Power-efficient approximate booth multiplier using novel radix-4 encoders and a 4:2 compressor for high-performance cognitive vision applications
摘要
Approximate computing is an efficient design approach that reduces energy consumption while allowing a tolerable loss in accuracy. The proposed low-power approximate Booth multiplier (PABM) integrates two novel radix-4 Booth encoders—R4BEYOGA1 and R4BEYOGA2—and the proposed Cyoga 4:2 compressor. This design optimizes power and circuit complexity through truncation, exact, and approximate sections. The Cyoga compressor achieves a 49% power reduction, 61.1% area reduction, and 94% fewer transistors in pre-layout, with a 50% power reduction, 61.1% area reduction, and 27.4% lower delay post-layout.
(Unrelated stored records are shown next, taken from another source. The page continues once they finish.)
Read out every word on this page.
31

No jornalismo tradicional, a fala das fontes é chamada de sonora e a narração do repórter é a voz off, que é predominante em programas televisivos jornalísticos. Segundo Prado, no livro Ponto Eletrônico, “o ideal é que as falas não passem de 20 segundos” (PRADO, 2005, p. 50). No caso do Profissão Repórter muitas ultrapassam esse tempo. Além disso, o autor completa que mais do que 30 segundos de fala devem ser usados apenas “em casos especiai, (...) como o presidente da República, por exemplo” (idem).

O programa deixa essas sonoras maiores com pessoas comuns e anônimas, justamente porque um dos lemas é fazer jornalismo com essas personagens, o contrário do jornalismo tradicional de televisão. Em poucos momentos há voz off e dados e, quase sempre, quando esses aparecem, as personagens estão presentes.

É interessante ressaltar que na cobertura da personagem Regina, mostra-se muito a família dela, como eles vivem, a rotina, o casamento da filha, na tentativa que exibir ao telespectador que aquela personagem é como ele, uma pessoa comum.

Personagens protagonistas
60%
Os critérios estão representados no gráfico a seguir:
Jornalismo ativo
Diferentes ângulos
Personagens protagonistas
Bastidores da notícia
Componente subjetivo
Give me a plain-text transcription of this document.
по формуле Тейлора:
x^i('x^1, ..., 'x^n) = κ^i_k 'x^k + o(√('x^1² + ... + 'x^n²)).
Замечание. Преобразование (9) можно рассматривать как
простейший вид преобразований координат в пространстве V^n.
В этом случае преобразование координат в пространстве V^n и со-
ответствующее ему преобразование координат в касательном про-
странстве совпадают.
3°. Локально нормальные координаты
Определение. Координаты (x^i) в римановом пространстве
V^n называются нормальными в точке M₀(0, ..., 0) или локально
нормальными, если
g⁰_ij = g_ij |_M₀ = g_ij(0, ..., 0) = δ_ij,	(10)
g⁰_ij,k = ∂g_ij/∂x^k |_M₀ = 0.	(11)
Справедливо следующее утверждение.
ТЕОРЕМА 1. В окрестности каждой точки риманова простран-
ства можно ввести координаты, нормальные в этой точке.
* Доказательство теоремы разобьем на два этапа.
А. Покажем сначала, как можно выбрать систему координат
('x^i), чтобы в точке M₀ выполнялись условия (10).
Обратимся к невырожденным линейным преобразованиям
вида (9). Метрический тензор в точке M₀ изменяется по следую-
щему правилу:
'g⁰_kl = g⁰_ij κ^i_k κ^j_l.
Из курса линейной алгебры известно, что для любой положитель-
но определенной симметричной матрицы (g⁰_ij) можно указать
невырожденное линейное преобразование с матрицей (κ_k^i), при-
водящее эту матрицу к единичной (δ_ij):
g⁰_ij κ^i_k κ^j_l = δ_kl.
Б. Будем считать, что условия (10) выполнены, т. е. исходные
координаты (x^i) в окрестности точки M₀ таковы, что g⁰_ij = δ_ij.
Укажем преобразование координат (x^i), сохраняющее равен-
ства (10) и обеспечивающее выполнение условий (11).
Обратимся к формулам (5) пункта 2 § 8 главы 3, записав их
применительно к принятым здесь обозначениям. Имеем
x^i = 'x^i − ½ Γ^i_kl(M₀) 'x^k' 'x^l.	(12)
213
The R4BEYOGA1 encoder reduces power by 38.2% and area by 35.2% compared to exact encoders. Post-layout, PABM shows 29% lower power, 44% reduced power-delay product (PDP), and 27% smaller area than exact multipliers. The R4BMYOGA1 multiplier using Long Short-Term Memory (LSTM) is the most efficient, achieving 77.9% lower power consumption and 77.2% smaller area than Exactwc. Performance evaluations using error metrics such as the error rate (ER), mean error distance (MED), normalized mean error distance (NMED), mean square error (MSE), and error distance (ED) and neural network-based analysis confirm the proposed designs' superior accuracy, making them ideal for error-tolerant applications such as image processing. The designs are synthesized using a 90 nm CMOS technology library and validated through simulations in Modelsim and MATLAB, revealing significant enhancements in image processing tasks, notably in sharpening and smoothing, with R4BMYOGA1 delivering the best Peak Signal-to-Noise Ratio (PSNR) of 33.37 dB.